|And less criminal law?|
All this seems fine in the hypothetical case, but these kind of cases are not merely hypothetical, as there are an increasing number of situations which pose this kind of problem. This might be the question where a pharmacist provides drugs to be used in the suicide of another person. It has arisen in cases where a a supplier of illegal drugs drugs has been charged with the homicide of a persons who have consumed them and died (not because of an impurity in the drug, but simply where the victim has suffered an adverse reaction. And on a bigger scale it has arisen in the case of the supplier of chemicals that were used in the gas chambers of Auschwitz. And it arises in the case of the arms dealer who sells guns or weapons that are likely to be used to prosecute massacres or illegal wars.

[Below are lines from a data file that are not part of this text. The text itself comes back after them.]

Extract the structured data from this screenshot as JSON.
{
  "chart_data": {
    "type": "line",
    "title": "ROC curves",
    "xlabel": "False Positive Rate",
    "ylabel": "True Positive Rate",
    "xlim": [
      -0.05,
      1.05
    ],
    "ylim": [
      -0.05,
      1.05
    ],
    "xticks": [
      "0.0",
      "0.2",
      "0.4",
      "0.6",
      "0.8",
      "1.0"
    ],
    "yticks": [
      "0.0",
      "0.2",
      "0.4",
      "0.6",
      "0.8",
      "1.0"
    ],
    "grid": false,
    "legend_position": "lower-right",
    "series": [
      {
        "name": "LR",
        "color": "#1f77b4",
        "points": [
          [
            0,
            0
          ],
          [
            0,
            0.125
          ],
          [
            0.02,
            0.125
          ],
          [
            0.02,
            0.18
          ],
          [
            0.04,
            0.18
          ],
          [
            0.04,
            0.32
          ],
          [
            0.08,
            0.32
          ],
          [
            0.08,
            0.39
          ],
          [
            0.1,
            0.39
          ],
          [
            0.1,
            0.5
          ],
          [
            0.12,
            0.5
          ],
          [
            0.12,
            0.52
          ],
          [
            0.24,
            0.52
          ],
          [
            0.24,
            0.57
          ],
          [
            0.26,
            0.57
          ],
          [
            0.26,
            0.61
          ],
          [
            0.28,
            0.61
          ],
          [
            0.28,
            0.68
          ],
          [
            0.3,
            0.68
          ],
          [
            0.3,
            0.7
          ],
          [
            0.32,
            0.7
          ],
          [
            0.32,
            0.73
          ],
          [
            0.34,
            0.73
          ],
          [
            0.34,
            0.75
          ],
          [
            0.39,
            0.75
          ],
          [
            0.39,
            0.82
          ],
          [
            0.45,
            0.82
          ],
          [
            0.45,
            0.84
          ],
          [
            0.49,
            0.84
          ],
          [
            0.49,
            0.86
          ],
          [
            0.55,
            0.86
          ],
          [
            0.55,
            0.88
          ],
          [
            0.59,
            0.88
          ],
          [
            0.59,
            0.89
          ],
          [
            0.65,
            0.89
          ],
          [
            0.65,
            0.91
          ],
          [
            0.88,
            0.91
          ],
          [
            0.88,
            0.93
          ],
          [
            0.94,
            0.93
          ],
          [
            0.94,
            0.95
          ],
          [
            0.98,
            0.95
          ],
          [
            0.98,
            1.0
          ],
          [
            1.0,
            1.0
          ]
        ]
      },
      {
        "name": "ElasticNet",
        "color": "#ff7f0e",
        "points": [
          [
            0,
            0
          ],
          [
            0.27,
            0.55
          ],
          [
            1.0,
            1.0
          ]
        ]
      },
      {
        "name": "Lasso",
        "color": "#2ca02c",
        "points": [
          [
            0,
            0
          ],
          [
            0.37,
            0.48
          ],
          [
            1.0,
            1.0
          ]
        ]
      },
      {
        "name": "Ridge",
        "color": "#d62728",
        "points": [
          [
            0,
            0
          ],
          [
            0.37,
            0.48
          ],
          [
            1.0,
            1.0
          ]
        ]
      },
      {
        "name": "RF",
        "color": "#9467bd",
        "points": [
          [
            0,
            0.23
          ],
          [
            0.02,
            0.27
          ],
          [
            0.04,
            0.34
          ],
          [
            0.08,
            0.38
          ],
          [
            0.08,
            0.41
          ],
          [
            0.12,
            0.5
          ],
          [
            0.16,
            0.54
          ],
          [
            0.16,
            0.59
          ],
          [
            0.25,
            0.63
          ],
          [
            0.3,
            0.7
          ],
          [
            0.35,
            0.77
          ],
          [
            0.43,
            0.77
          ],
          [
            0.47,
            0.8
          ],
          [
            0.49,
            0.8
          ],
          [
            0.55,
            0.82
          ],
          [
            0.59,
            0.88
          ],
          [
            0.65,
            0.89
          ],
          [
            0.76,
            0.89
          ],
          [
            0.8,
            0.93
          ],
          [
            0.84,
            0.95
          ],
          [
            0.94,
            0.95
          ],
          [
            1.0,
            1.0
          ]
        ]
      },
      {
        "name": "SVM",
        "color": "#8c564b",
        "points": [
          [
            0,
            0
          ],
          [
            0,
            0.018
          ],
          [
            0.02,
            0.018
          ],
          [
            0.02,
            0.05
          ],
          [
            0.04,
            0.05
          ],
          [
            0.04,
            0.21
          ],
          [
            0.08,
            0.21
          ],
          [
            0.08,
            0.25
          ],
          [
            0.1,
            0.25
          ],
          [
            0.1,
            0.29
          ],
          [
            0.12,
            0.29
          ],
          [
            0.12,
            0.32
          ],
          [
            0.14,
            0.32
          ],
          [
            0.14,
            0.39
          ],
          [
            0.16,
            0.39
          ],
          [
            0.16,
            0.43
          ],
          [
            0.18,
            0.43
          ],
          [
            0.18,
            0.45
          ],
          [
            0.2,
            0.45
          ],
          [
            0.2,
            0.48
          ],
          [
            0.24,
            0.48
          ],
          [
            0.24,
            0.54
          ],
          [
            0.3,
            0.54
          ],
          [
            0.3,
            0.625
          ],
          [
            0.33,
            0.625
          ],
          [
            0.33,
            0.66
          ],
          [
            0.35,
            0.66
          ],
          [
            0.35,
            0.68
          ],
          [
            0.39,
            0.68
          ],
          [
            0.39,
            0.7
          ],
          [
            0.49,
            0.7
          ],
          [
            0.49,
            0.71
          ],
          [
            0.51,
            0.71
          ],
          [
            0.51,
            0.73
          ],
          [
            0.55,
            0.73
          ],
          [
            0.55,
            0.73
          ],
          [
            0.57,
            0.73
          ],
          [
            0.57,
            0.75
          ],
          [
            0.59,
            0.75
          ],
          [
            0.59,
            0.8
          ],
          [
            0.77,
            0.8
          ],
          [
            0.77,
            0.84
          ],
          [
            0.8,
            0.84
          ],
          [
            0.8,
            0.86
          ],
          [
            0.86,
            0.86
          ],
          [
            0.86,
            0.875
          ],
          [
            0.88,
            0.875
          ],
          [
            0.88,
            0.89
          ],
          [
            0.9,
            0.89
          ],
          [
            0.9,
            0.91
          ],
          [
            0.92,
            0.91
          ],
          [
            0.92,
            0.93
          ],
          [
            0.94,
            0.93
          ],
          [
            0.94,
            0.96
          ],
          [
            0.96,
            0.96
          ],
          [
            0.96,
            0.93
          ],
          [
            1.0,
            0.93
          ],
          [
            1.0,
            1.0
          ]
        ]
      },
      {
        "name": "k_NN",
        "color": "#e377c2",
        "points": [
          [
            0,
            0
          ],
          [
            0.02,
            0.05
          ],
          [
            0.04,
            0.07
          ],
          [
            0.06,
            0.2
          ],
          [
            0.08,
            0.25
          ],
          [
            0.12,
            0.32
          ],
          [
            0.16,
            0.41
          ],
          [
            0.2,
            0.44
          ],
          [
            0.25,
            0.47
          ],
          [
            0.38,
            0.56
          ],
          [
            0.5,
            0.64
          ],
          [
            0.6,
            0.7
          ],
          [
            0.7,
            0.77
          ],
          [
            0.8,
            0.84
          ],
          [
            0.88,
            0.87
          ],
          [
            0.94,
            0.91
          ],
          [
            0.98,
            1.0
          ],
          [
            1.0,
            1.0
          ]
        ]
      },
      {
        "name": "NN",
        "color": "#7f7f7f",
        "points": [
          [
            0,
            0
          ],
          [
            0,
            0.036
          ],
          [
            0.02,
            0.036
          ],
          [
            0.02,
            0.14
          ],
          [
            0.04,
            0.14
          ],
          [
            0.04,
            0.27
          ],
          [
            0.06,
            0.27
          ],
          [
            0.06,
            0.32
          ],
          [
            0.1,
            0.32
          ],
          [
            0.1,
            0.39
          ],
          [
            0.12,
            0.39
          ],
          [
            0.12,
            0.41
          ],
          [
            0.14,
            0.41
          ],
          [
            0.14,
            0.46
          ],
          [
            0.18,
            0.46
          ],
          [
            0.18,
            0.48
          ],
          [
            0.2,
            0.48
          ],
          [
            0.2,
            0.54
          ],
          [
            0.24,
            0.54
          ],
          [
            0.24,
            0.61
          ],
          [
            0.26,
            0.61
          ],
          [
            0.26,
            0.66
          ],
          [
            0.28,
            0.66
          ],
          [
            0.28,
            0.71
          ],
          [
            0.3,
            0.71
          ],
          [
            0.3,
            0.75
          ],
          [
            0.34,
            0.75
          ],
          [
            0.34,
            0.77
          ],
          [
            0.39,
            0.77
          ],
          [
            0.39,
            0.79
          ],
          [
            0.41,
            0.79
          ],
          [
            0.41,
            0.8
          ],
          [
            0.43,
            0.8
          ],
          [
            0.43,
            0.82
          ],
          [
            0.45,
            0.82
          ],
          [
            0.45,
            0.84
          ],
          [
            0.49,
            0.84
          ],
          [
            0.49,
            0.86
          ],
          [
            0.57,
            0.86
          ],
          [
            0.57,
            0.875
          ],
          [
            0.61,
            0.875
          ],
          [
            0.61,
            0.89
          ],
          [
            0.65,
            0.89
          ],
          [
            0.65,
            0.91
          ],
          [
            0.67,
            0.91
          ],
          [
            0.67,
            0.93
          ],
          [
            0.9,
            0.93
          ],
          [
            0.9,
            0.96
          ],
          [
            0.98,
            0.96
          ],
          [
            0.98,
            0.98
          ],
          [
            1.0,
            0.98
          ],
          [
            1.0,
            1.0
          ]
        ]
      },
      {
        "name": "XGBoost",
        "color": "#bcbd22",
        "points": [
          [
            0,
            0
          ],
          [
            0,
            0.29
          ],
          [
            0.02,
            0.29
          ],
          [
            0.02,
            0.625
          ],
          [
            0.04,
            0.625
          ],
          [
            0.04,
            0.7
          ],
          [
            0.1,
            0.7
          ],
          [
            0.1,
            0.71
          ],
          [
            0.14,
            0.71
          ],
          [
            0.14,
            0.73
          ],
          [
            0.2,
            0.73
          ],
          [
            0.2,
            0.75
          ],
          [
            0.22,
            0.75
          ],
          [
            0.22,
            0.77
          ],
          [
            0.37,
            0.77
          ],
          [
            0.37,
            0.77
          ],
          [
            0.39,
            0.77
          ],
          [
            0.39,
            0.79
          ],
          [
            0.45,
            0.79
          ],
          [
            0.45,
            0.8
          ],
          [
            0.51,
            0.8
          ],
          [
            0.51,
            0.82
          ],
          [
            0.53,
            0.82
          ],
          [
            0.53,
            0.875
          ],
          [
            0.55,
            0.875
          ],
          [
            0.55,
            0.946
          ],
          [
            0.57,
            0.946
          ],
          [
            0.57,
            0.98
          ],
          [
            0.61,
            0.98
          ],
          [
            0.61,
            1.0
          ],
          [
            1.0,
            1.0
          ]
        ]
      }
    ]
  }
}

Now each of these cases raises slightly different issues, and have been dealt with differently by national and international courts, but what they share in common is the question of the limits of complicity. This, however, should not be seen wholly in terms of criminal law concepts, but was is clear from the hypothetical example given above is that these concepts are supplemented in practice by an understanding of the normal operation of business or the market. That is to say, the considerations of knowledge or foresight are limited in a commercial context by the understanding that there is a kind of 'veil of ignorance' imposed over these sorts of transaction: a seller is under no duty to inquire how the arms or chemicals are likely to be used. This seems disingenuous at best to me (and others) - as at least some of these kinds of transactions (chemicals, arms) seem far from normal. I would have no difficulty in suggesting that there is some form of complicity in this situation - and that if the criminal law does not recognize this then the problem lies with the law rather than our understanding of complicity, as some have argued.
However, important as this kind of argument is, I think that a really interesting and neglected issue here is the question of how this distinction between law and the market arises and operates. At what point does this kind of market blindness become a limit to the criminal law? And how is the understanding of 'normal' business practice constructed?